The Rockies lineup Hamels faced wasn’t necessarily fierce. It was missing Troy Tulowitzki, who is still undergoing testing to see if he has a sports hernia. Carlos Gonzalez was absent, too. The .335-hitter has a strained left knee. But still, with elite pitchers like Hamels, success and failure is often determined by their own execution, not that of the opposition.
“Physically, I feel great,” Hamels said, after picking up his first quality start in five tries. “I’ve been able to throw four pitches for strikes, my velocity is where I want it to be, but this game is a lot more than physical. You have to play the mental chess game along with keeping the confidence within yourself. It’s going to come and go in this game, you just have to step back and take it one pitch at a time, one inning at a time.”
That could be said of not just Hamels, but an entire Phillies team that has constantly failed to drive in runners from third, a team that has botched plays that used to be routine for a top defensive unit.
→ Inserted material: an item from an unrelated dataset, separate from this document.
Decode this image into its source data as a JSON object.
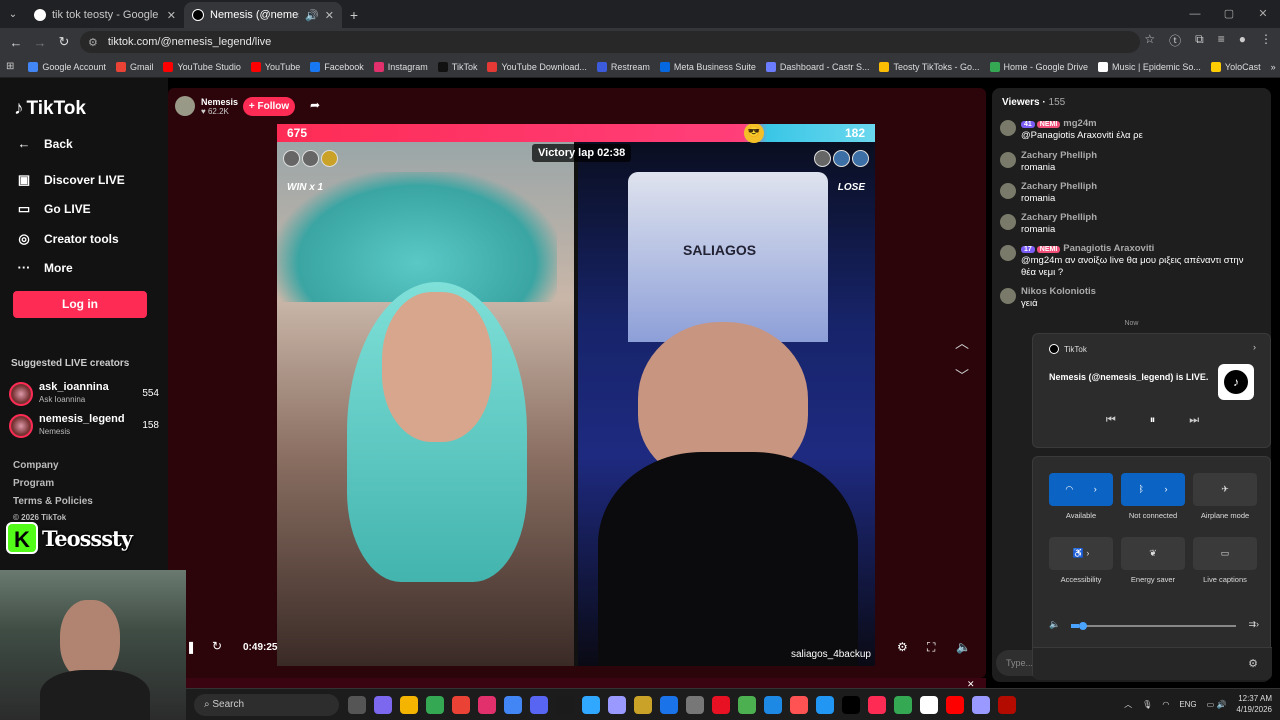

“When good teams are not playing the best baseball, we kind of get lost a little bit,” a philosophical Hamels said. “So you have to go back to the basics. I know that we’ve all individually been there at moments, but we haven’t been there as a group.”
On Tuesday, the Phillies were there as a group. But it’s only one win, one small step from nine games back in the NL East to eight. It’s going to take many more efforts of this type for the Phillies make a dent in the division, or in a wild card race where they trail seven teams.
And with a big picture so daunting, it makes sense that the Phillies aren’t looking at the Colorado series as one they need to sweep, or the 10-game homestand as one they need to dominate. After all, an eight-game deficit can’t be made up in one night.
“I don’t think we can look for a series or a homestand to turn us around,” Hamels said. “I really think it’s going to be one game, because once you get that game over with you move on to the next. I think if we try to create it where it’s too big a deal, then you keep digging that hole deeper.”